Butamirate has a peripheral local anesthetic effect on the sensory nerve endings of the bronchial mucosa, which provides an antitussive effect.
Guaifenesin increases the secretion of bronchial glands and reduces the viscosity of mucus. An increase in secretion is caused both by a direct effect on the bronchial glands — by stimulating secretion from the bronchial glands and removing acid glycoproteins from acinar cells, and by a reflex pathway, when the afferent parasympathetic fibers of the gastric mucosa are irritated and the respiratory center is inhibited. Toning upN.vagus stimulates the production of bronchial secretions. The mucus produced by the bronchial glands enhances the activity of the ciliary epithelium, as a result of which the evacuation of the mucus from the bronchi and its coughing is facilitated.
When ingested butamirata citrate is quickly and completely absorbed. Communication with plasma proteins is 94%. It is metabolized to form two metabolites, which also have antitussive action. Metabolites are excreted mainly by the kidneys (90%) and only a small part through the intestines. T1/2 - 6 o'clock.

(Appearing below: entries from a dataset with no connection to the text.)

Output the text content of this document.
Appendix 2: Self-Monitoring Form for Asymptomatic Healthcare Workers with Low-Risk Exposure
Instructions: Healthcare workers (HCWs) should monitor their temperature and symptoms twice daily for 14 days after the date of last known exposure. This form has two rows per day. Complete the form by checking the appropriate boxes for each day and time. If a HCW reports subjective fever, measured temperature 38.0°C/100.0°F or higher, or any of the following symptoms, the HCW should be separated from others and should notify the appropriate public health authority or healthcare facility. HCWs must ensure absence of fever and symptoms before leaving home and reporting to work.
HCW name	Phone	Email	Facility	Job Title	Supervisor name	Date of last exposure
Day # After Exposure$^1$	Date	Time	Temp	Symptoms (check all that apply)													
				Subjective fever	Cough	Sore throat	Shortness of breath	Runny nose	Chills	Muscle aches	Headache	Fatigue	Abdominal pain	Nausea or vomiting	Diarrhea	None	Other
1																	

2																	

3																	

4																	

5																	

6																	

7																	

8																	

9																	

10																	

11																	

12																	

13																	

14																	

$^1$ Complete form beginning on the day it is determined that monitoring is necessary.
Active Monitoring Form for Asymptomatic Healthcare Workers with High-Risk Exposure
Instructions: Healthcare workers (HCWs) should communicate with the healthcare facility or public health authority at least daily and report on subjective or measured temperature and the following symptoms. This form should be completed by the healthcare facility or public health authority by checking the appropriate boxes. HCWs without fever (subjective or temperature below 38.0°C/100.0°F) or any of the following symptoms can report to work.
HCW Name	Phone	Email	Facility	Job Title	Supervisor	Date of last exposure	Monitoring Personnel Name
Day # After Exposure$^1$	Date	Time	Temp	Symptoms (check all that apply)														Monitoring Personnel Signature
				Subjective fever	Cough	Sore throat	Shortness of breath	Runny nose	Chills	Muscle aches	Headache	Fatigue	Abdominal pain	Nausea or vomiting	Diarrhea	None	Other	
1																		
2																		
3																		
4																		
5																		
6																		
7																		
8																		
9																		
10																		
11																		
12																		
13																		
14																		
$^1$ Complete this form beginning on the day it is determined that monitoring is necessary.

Guaifenesin, when taken orally, is rapidly absorbed from the gastrointestinal tract. Communication with plasma proteins is insignificant. Guaifenesin is rapidly metabolized, with the formation of inactive metabolites, which are excreted by the kidneys. T1/2 - 1 hour.
Dry cough and irritating cough of various etiologies (including in infectious and inflammatory diseases of the upper and lower respiratory tract). Relieving cough in the pre- and postoperative period.
1 ml of drops contains:
Active substances: butamirate citrate 4 mg; guaifenesin 100 mg;
Excipients: ethanol 96% - 0.3 g; floral fragrance (alpine flowers) - 0.002 g; purified water - 0,007 g; polysorbate 80 - 0.001 g; licorice extract liquid - 0,003 g; propylene glycol - up to 1 ml.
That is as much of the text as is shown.